Alan nodded. He flipped on the machine. The engine hummed, and the printout began almost instantly. The machine turned out a long white tape, similar to a grocery store receipt, covered with black markings. He saw Dianne trying to read it, her head tilted to the side.
“Just relax,” he said.
She let out a long exhalation.
“Sorry,” he said. He was as nervous as she was. His palms were sweating as he handled the long paper. As he scanned the graph, he looked for changes. Julia's previous EKGs were in her file, but he was familiar enough to compare without looking. She had a murmur, an unidentified click.
“What does it say?” Dianne asked.
“Hang on,” he said.
Julia lay on the table, staring up at the adults. She wrung her hands. Hand wringing was a common behavior of girls with Rett syndrome-the disease was genetic, affecting almost only female babies-but when Alan saw Julia twisting her hands, he felt helpless, as if she were expressing despair.
“Can you tell anything?” Dianne asked as Alan turned off the machine.
Alan lowered his glasses, peered over the rims at the minute markings. He scrolled through the long paper. He knew it was low and base to be excited by her closeness at this particular moment. Here they were, examining Julia's EKG, and he was drinking in the smell of Dianne's hair and skin.
“If you don't say something,” she said, “I'm going
to scream like a crane. I can't even help it. The scream's coming, it's in my throat right now—”
“I can't see any significant change,” he said, feeling her lean against his side. He tapped the paper, and she looked closer. “This area here might be something, but I'm not sure. I'll fax it up to Providence, let Barbara Holmes take a look at it.”
“Something like what?” Dianne asked, now holding Julia's hand. She hadn't moved away from Alan's side though. She was sandwiched between him and the child, touching them both.
“An irregularity,” Alan said. “A very slight change in the pattern.”
“You just said there's no significant change,” she said.
“That's what ‘very slight’ means,” he said. She was wearing a sleeveless white and yellow checked blouse. Her bare arm was tan and lightly freckled. It felt warm against Alan's arm, through the thin fabric of his blue oxford shirt. He wanted to bend over and kiss her naked shoulder, but she moved away so fast, suddenly his whole left side felt cold.
“I'm not a doctor,” she said dangerously, leaning over Julia as she started to remove the suction cups from her skin.
“I know,” he said.
“I don't like it when you patronize me,” she said, her voice trembling. “I know the difference between ‘significant’ and ‘very slight.’ But you're faxing the results to Dr.

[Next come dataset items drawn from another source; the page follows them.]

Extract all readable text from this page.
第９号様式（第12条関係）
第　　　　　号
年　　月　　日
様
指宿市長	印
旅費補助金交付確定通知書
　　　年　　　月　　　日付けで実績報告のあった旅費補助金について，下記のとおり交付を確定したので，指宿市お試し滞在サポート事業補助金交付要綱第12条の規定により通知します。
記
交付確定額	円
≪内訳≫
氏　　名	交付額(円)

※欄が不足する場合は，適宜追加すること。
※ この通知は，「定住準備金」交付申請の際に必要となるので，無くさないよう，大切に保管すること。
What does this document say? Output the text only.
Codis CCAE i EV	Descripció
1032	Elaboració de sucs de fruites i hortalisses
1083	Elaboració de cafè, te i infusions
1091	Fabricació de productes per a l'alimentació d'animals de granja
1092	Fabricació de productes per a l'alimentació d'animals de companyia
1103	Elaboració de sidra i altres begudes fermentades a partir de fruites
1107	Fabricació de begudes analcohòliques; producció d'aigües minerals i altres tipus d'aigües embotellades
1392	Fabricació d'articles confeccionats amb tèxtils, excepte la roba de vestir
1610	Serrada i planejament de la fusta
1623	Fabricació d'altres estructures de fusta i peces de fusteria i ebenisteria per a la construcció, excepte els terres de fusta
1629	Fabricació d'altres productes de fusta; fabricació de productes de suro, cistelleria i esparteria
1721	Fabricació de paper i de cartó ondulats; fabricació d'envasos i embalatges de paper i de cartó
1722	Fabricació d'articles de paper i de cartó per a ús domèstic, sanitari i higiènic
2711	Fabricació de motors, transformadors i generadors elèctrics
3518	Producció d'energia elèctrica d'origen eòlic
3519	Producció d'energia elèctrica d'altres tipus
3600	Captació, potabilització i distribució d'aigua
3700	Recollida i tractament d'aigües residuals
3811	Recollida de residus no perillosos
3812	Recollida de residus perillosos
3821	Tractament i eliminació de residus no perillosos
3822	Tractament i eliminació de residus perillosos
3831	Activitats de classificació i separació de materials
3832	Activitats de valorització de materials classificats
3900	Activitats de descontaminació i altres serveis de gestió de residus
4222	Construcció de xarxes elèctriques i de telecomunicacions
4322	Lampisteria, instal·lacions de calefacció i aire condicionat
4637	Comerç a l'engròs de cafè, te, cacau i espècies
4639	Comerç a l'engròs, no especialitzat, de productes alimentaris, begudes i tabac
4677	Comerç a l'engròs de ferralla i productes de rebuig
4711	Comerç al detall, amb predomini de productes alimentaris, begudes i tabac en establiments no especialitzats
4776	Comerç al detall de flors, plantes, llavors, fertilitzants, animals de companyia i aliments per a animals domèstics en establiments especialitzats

Holmes, and you wouldn't do that if it was normal.”
Alan watched her gently wipe the sticky gel from Julia's skin. She used baby wipes from her own bag, dabbing carefully, not wanting to hurt Julia or leave any residue behind. She soaked a wad of cotton balls in warm water, sponged off the remaining lotion. By-passing
the stiff brown paper towels, she dried Julia's chest with gauze squares. Her shoulders were tight.
“Dianne,” Alan said, wanting her to turn around.
She just shook her head, her back to him, still cleaning Julia.
“I never want to be patronizing to you,” he said, feeling the pressure in his throat. “Never.”
She shrugged. He saw her shoulders lift, but she was so tense, they stayed somewhere up around her ears. She had said she was no doctor, but she knew her way around his office better than Martha. She had done medical procedures on Julia that would scare most laypeople far away, maintaining, at various times, shunts, colostomies, a feeding tube, a splint.
Taking hold of her shoulders, Alan turned her around. She was so resistant; he felt her not wanting to look at him. Her head tilted downward, staring at his feet. Her hair was pure gold, shiny in the light. She smelled of flowers and the beach. Alan's heart was beating so hard, he almost didn't trust himself to speak.